Of course; the artist had been invited. Nimbus watched him. In the large room beyond this one, Stuul was shaking Teal’s hand and then introducing him to others. Even at this distance, Nimbus could see that Teal wasn’t smiling. He looked emptied. She knew him well. She wondered why he had even come. A sense of obligation to his art? Masochism? Or to see her?...
She hoped he would understand why she had ruined his masterpiece...
“Ladies and gentlemen,” Darik Stuul announced, lifting his arms like a side-show barker. “I give you Stations of the Cross; or Every Man’s a Martyr!”
Applause...and it began. Nimbus was a fetus. She was born to the spilling of blood. She was cleansed to go out into the world. The dinner guests all drew nearer, enraptured, mesmerized. She imagined the erections growing inside tuxedo pants. Even the snotty robot was rapt. She didn’t look out at them. Didn’t want to see Teal, most of all. He wouldn’t be proud of her, this time, watching her.
And now, the child Nimbus portrayed ventured out into the world to be overwhelmed in colors and wind. People moved closer to fill the gloves; Stuul made sure the turban-crowned Kalians, dignitaries perhaps, were the first in line.
The paint storm began, and the top of the compartment blew off like the lid of a jack-in-a-box, hoses thrashing like furious snakes, casting paint of many colors all over the large room, Stuul’s private gallery.
“No!” he screamed. “No!”
Tuxedos were
spattered. Expensive coiffures were drenched. One of the Kalians sputtered paint out of his mouth, blinked paint out of his eyes, his turban blasted askew. A hologram of Marilyn Monroe smiled, her skirt billowing, as paint streams passed right through her ghostly form. Jets of yellow blew sculptures off pedestals. Jets of red slammed into oils in their gilded frames.

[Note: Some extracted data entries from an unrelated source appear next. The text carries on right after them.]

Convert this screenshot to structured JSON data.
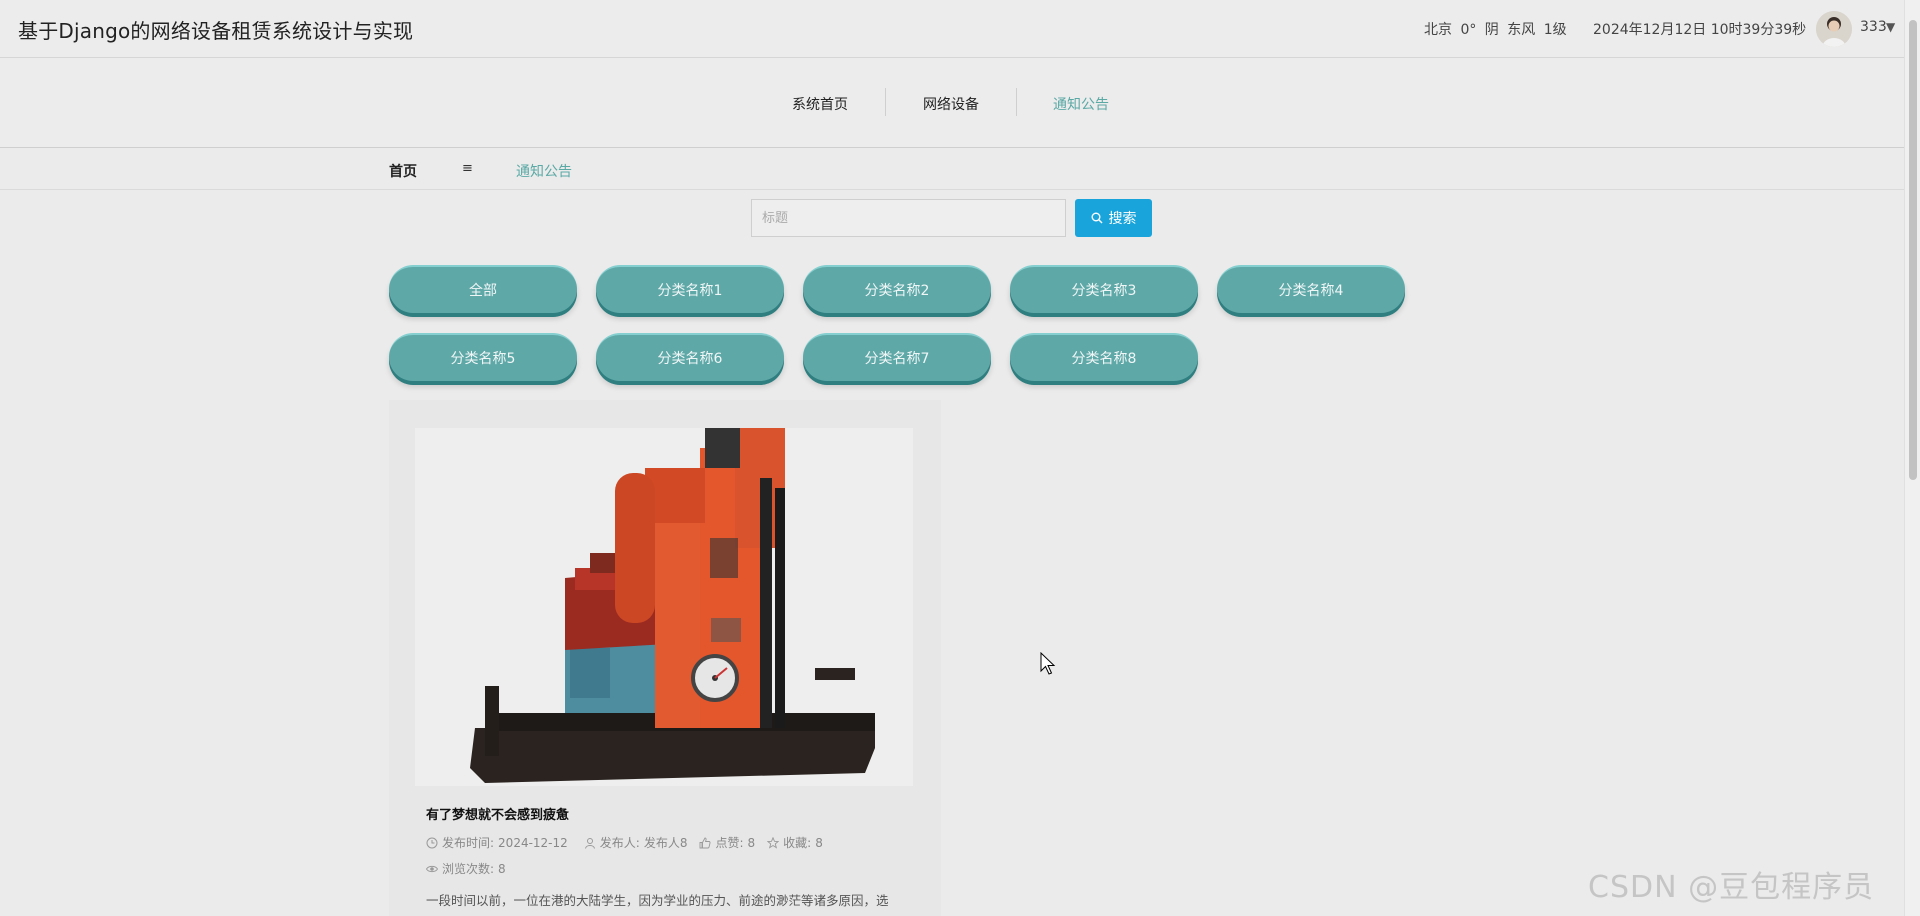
{
  "header": {
    "site_title": "基于Django的网络设备租赁系统设计与实现",
    "weather": "北京  0°  阴  东风  1级",
    "datetime": "2024年12月12日 10时39分39秒",
    "username": "333",
    "caret": "▼"
  },
  "nav": {
    "items": [
      {
        "label": "系统首页"
      },
      {
        "label": "网络设备"
      },
      {
        "label": "通知公告"
      }
    ],
    "active_index": 2
  },
  "breadcrumb": {
    "home": "首页",
    "separator": "≡",
    "current": "通知公告"
  },
  "search": {
    "placeholder": "标题",
    "value": "",
    "button_label": "搜索"
  },
  "categories": [
    "全部",
    "分类名称1",
    "分类名称2",
    "分类名称3",
    "分类名称4",
    "分类名称5",
    "分类名称6",
    "分类名称7",
    "分类名称8"
  ],
  "article": {
    "title": "有了梦想就不会感到疲惫",
    "publish_label": "发布时间:",
    "publish_date": "2024-12-12",
    "author_label": "发布人:",
    "author": "发布人8",
    "likes_label": "点赞:",
    "likes": "8",
    "favorites_label": "收藏:",
    "favorites": "8",
    "views_label": "浏览次数:",
    "views": "8",
    "excerpt": "一段时间以前，一位在港的大陆学生，因为学业的压力、前途的渺茫等诸多原因，选"
  },
  "watermark": "CSDN @豆包程序员",
  "colors": {
    "accent": "#5aa9a5",
    "search_button": "#1aa4dc",
    "category_pill": "#5fa8a8"
  }
}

The white walls and ceiling became one big ugly painting by Jackson Pollock in mere seconds.
“Teal!” Stuul cried. “Shut it down, will you, shut it down!”
Teal rushed to the controls. He was also saturated. He removed the panels and said, “Jesus...you switched it all around!”
“God damn it!” Stuul shoved him aside and yanked at hoses. One snapped free and a jet of red-dyed womb water blasted him right up both nostrils.
Teal began laughing. He looked to find Nimbus, and there she was, having found her way out of the artwork, naked and dripping. She was grinning at him, came to him.
“I’ll sue you for damages, Teal!” Stuul raged.
“You tampered with it,” Nimbus told him. “You can’t hold him responsible. It worked for him.”
Stuul clawed at valves, flicked switches. Dust began howling out of the machine to stick to all the paint. “I’ll have my money back!” he bellowed.
“Take your money back!” Nimbus shouted over the chaos and screams. “But you can’t sue us; this was all your fault. You should have listened to your art broker. And by the way—I quit.”
Nimbus took Teal by the hand and in the pandemonium they made their way to a back hallway, where they dripped on the pristine carpeting.
“I’m sorry,” Nimbus whispered.
“It’s all right.”
“It’ll be safer for us if we do give him his money back.”